The proverbial bottom line is that a global search for talent, after Fannie and Freddie’s second descent into accounting control fraud bankrupted both firms, Fannie and Freddie (with its regulators’ blessing, chose Witherell. (Heidrick & Struggles, which describes itself as the leading executive search firm, issued a press release praising itself for finding Witherell.) When Obama knew he had to clean up the Stygian Stables that were Fannie and Freddie — knew that their senior managers and their regulators had failed catastrophically — he left in charge the failed regulatory leadership team. The regulator team allowed Freddie to select as its COO one of the leaders in the creation of the liar’s loans that were the greatest single contributor to Freddie’s failure and the financial crisis. This was bizarre politics — the senior regulator Obama left in power until his voluntary resignation was a Republican chosen because he was George Bush’s close friend since their days together in prep school. It was even more insane regulatory policy.
Freddie (and Fannie) should be suing Aurora/Lehman for their frauds. Freddie and Fannie should be making thousands of criminal referrals against Aurora’s fraudulent loans. Witherell would be a key witness in the cases. Freddie placed him in impossible positions due to his conflicts of interest.

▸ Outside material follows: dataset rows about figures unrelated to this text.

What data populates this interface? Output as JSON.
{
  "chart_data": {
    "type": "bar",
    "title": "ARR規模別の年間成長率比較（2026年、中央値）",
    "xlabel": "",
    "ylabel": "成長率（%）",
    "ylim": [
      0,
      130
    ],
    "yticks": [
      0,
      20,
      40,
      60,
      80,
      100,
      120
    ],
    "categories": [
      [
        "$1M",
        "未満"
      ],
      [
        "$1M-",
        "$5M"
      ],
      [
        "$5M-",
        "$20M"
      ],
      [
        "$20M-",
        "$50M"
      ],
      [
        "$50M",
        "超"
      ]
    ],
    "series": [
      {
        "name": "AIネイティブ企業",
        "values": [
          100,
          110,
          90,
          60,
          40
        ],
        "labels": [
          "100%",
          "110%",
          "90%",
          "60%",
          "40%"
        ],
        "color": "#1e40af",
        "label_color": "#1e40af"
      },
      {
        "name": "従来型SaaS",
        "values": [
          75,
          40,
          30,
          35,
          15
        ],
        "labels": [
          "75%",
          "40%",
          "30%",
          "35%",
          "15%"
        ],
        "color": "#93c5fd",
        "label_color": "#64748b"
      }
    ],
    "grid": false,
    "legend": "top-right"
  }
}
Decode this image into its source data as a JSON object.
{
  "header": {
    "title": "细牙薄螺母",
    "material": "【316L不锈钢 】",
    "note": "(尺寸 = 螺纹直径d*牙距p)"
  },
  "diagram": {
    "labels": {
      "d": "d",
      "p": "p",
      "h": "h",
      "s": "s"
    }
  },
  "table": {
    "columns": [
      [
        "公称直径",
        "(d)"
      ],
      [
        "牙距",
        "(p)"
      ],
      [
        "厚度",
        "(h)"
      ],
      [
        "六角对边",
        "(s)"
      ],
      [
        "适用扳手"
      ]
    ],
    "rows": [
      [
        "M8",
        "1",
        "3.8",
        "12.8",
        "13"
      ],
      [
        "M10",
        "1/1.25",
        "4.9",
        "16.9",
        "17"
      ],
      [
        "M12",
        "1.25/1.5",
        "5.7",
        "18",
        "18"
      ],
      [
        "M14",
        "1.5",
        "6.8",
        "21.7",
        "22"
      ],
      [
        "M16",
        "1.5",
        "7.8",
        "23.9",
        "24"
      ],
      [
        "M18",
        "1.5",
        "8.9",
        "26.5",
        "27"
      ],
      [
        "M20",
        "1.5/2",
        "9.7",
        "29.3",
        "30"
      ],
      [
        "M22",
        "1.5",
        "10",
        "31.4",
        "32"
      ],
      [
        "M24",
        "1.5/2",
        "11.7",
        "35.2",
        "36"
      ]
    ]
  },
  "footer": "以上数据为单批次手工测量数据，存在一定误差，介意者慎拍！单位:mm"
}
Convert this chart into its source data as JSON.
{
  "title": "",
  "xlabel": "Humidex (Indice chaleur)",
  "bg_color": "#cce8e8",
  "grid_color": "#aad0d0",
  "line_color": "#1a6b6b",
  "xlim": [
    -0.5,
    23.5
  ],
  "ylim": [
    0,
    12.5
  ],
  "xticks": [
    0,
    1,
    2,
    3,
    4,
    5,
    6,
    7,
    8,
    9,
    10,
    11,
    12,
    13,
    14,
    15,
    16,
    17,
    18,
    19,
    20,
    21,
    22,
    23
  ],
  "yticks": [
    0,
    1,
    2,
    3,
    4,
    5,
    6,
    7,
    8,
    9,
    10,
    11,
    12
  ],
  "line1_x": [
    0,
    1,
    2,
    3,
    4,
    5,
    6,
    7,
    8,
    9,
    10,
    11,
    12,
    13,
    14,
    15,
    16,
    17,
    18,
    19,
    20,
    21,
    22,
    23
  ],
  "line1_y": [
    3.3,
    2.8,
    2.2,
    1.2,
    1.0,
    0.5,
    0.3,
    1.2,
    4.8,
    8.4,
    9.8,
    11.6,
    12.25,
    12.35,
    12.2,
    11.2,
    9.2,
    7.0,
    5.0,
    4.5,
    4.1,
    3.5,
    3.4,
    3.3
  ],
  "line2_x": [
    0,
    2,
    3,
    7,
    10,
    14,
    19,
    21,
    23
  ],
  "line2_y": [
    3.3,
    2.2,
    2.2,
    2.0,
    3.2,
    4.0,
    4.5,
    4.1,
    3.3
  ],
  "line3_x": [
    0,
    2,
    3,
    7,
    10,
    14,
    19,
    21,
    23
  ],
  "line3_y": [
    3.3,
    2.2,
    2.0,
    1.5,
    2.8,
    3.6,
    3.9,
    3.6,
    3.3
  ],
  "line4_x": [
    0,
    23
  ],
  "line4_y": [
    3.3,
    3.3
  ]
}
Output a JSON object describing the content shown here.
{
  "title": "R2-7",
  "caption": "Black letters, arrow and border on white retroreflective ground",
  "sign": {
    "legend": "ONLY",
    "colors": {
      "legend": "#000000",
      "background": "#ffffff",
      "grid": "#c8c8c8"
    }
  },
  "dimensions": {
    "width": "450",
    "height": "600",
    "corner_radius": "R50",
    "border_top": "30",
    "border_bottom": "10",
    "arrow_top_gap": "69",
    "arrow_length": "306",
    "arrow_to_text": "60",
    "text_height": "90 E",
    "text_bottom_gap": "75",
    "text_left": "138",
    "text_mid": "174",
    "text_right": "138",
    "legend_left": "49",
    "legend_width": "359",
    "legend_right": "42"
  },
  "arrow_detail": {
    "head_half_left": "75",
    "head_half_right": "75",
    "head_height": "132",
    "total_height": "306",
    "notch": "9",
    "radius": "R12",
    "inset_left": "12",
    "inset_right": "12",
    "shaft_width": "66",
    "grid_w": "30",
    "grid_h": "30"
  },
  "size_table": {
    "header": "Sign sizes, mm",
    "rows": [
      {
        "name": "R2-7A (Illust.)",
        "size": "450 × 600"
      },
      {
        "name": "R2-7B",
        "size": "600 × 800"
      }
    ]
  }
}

Aurora was notorious — why would anyone, much less Freddie, hire a top official from one of the firms most responsible for the frauds that destroyed Freddie and cost the taxpayers billions of dollars in losses? Is there anything that a business leader can do that disqualifies him from receiving millions of dollars annually — paid for by the taxpayers? It’s bad enough that our elites now loot with impunity. Do we really have to make them even richer?
Fannie and Freddie have no need to pay these high salaries to senior managers. It was the perverse executive compensation that drove the accounting control frauds at Fannie and Freddie — as the SEC explicitly charged. Executive compensation created the perverse managerial incentives that destroyed Fannie and Freddie. This was an unanticipated consequence of their privatization. Because Fannie and Freddie were privatized, their officers designed their compensation system in the same perverse manner as most firms (Bebchuk & Fried 2004). The mangers stood to gain enormous compensation if they inflated short-term accounting income, and as Akerlof & Romer famously observed, accounting fraud is a “sure thing.” Mr. Raines explained in response to a media question what was causing the repeated scandals at elite financial institutions:
We’ve had a terrible scandal on Wall Street. What is your view?Investment banking is a business that’s so denominated in dollars that the temptations are great, so you have to have very strong rules. My experience is where there is a one-to-one relation between if I do X, money will hit my pocket, you tend to see people doing X a lot. You’ve got to be very careful about that. Don’t just say: “If you hit this revenue number, your bonus is going to be this.” It sets up an incentive that’s overwhelming. You wave enough money in front of people, and good people will do bad things.